You have now told us that you are powering a 5V Arduino of some kind from the Li-Ion using a 5V "boost" converter. The answer is you don't need a voltage divider in this case. You can feed the battery voltage direct to the analog pin, although given the enormous current that a Li-Ion battery can supply, a resistor would be wise in case of accidental short-circuits, as mentioned by MarkT, and wouldn't affect the reading.
Alternatively, use a voltage divider to reduce the battery voltage down to one quarter (so just over 1V when fully charged, and use the 1.1V internal voltage reference in the Arduino. I think this might be a better solution, since you don't know how accurate the 5V output from the boost converter is.
PaulRB:
No I don't think I did, despite the lack of important details in your question. And you have not answered my questions.
my apologies, i am quite new to arduino and thought you were talking about powering.
PaulRB:
For example on Uno/Nano/Pro Mini, there is an internal 1.1V reference voltage. It is not selected by default, but there is a function to enable it. To use it, you must use a voltage divider to get your maximum battery voltage down to less than the internal reference voltage.

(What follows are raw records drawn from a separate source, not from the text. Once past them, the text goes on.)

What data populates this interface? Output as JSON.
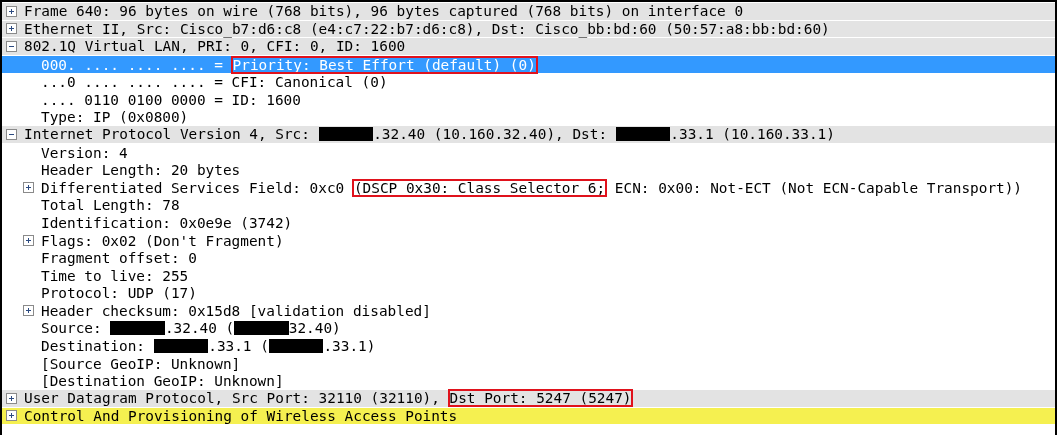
{
  "items": [
    {
      "selected": false,
      "expanded": false,
      "color": "#e3e3e3",
      "parts": [
        {
          "kind": "text",
          "text": "Frame 640: 96 bytes on wire (768 bits), 96 bytes captured (768 bits) on interface 0"
        }
      ]
    },
    {
      "selected": false,
      "expanded": false,
      "color": "#e3e3e3",
      "parts": [
        {
          "kind": "text",
          "text": "Ethernet II, Src: Cisco_b7:d6:c8 (e4:c7:22:b7:d6:c8), Dst: Cisco_bb:bd:60 (50:57:a8:bb:bd:60)"
        }
      ]
    },
    {
      "selected": false,
      "expanded": true,
      "color": "#e3e3e3",
      "parts": [
        {
          "kind": "text",
          "text": "802.1Q Virtual LAN, PRI: 0, CFI: 0, ID: 1600"
        }
      ],
      "children": [
        {
          "selected": true,
          "parts": [
            {
              "kind": "text",
              "text": "000. .... .... .... = "
            },
            {
              "kind": "marked",
              "text": "Priority: Best Effort (default) (0)"
            }
          ]
        },
        {
          "selected": false,
          "parts": [
            {
              "kind": "text",
              "text": "...0 .... .... .... = CFI: Canonical (0)"
            }
          ]
        },
        {
          "selected": false,
          "parts": [
            {
              "kind": "text",
              "text": ".... 0110 0100 0000 = ID: 1600"
            }
          ]
        },
        {
          "selected": false,
          "parts": [
            {
              "kind": "text",
              "text": "Type: IP (0x0800)"
            }
          ]
        }
      ]
    },
    {
      "selected": false,
      "expanded": true,
      "color": "#e3e3e3",
      "parts": [
        {
          "kind": "text",
          "text": "Internet Protocol Version 4, Src: "
        },
        {
          "kind": "redacted"
        },
        {
          "kind": "text",
          "text": ".32.40 (10.160.32.40), Dst: "
        },
        {
          "kind": "redacted"
        },
        {
          "kind": "text",
          "text": ".33.1 (10.160.33.1)"
        }
      ],
      "children": [
        {
          "selected": false,
          "parts": [
            {
              "kind": "text",
              "text": "Version: 4"
            }
          ]
        },
        {
          "selected": false,
          "parts": [
            {
              "kind": "text",
              "text": "Header Length: 20 bytes"
            }
          ]
        },
        {
          "selected": false,
          "expanded": false,
          "parts": [
            {
              "kind": "text",
              "text": "Differentiated Services Field: 0xc0 "
            },
            {
              "kind": "marked",
              "text": "(DSCP 0x30: Class Selector 6;"
            },
            {
              "kind": "text",
              "text": " ECN: 0x00: Not-ECT (Not ECN-Capable Transport))"
            }
          ]
        },
        {
          "selected": false,
          "parts": [
            {
              "kind": "text",
              "text": "Total Length: 78"
            }
          ]
        },
        {
          "selected": false,
          "parts": [
            {
              "kind": "text",
              "text": "Identification: 0x0e9e (3742)"
            }
          ]
        },
        {
          "selected": false,
          "expanded": false,
          "parts": [
            {
              "kind": "text",
              "text": "Flags: 0x02 (Don't Fragment)"
            }
          ]
        },
        {
          "selected": false,
          "parts": [
            {
              "kind": "text",
              "text": "Fragment offset: 0"
            }
          ]
        },
        {
          "selected": false,
          "parts": [
            {
              "kind": "text",
              "text": "Time to live: 255"
            }
          ]
        },
        {
          "selected": false,
          "parts": [
            {
              "kind": "text",
              "text": "Protocol: UDP (17)"
            }
          ]
        },
        {
          "selected": false,
          "expanded": false,
          "parts": [
            {
              "kind": "text",
              "text": "Header checksum: 0x15d8 [validation disabled]"
            }
          ]
        },
        {
          "selected": false,
          "parts": [
            {
              "kind": "text",
              "text": "Source: "
            },
            {
              "kind": "redacted"
            },
            {
              "kind": "text",
              "text": ".32.40 ("
            },
            {
              "kind": "redacted"
            },
            {
              "kind": "text",
              "text": "32.40)"
            }
          ]
        },
        {
          "selected": false,
          "parts": [
            {
              "kind": "text",
              "text": "Destination: "
            },
            {
              "kind": "redacted"
            },
            {
              "kind": "text",
              "text": ".33.1 ("
            },
            {
              "kind": "redacted"
            },
            {
              "kind": "text",
              "text": ".33.1)"
            }
          ]
        },
        {
          "selected": false,
          "parts": [
            {
              "kind": "text",
              "text": "[Source GeoIP: Unknown]"
            }
          ]
        },
        {
          "selected": false,
          "parts": [
            {
              "kind": "text",
              "text": "[Destination GeoIP: Unknown]"
            }
          ]
        }
      ]
    },
    {
      "selected": false,
      "expanded": false,
      "color": "#e3e3e3",
      "parts": [
        {
          "kind": "text",
          "text": "User Datagram Protocol, Src Port: 32110 (32110), "
        },
        {
          "kind": "marked",
          "text": "Dst Port: 5247 (5247)"
        }
      ]
    },
    {
      "selected": false,
      "expanded": false,
      "color": "#f5f050",
      "parts": [
        {
          "kind": "text",
          "text": "Control And Provisioning of Wireless Access Points"
        }
      ]
    }
  ]
}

In this example, you need to quarter it, not halve it.
i will try this. Thank you
willpowell:
thought you were talking about powering.
I was, but the type of Arduino, how you power it and how you measure the battery voltage are deeply linked.
So.. what type of Arduino are you using, if it's not a secret?
MarkT:
I'd add a series resistor of 10k to robustify the thing in case of error. This will also prevent the Arduino being destroyed if the li-ion was connected while the Arduino was powered off. It will also protect should the cell be connected the wrong way round.
Just to follow up on this, you don't want to supply battery power to a GPIO pin when the processor is powered down, either directly or through a resistor. The resistor will help if that happens accidentally, but you want to design things so everything is switched on and off together. So for example, you would have a switch on the battery output to the boost regulator rather than switch the enable pin of the regulator.
ShermanP:
you would have a switch on the battery output to the boost regulator rather than switch the enable pin of the regulator.
Most boost modules don't often have an accessible enable pin. If you place the switch on the output of the boost module, the boost module will continue to drain the battery even when the switch is off. So that's another reason to have the switch on the battery side of the boost module.
PaulRB:
I was, but the type of Arduino, how you power it and how you measure the battery voltage are deeply linked.So.. what type of Arduino are you using, if it's not a secret?
Pro mini 5V.
PaulRB:
So that's another reason to have the switch on the battery side of the boost module.
don't want a switch, project requires no option to power down. But it goes to sleep (does not need to measure voltage then). I will use a resistor to get voltage below 1.1V and use voltage ref
willpowell:
I will use a resistor to get voltage below 1.1V and use voltage ref
Two resistors. You need to make a voltage divider. For example 33K and 10K. For 4.2V input, you will get 4.2*10/(10+33) = 0.97V output.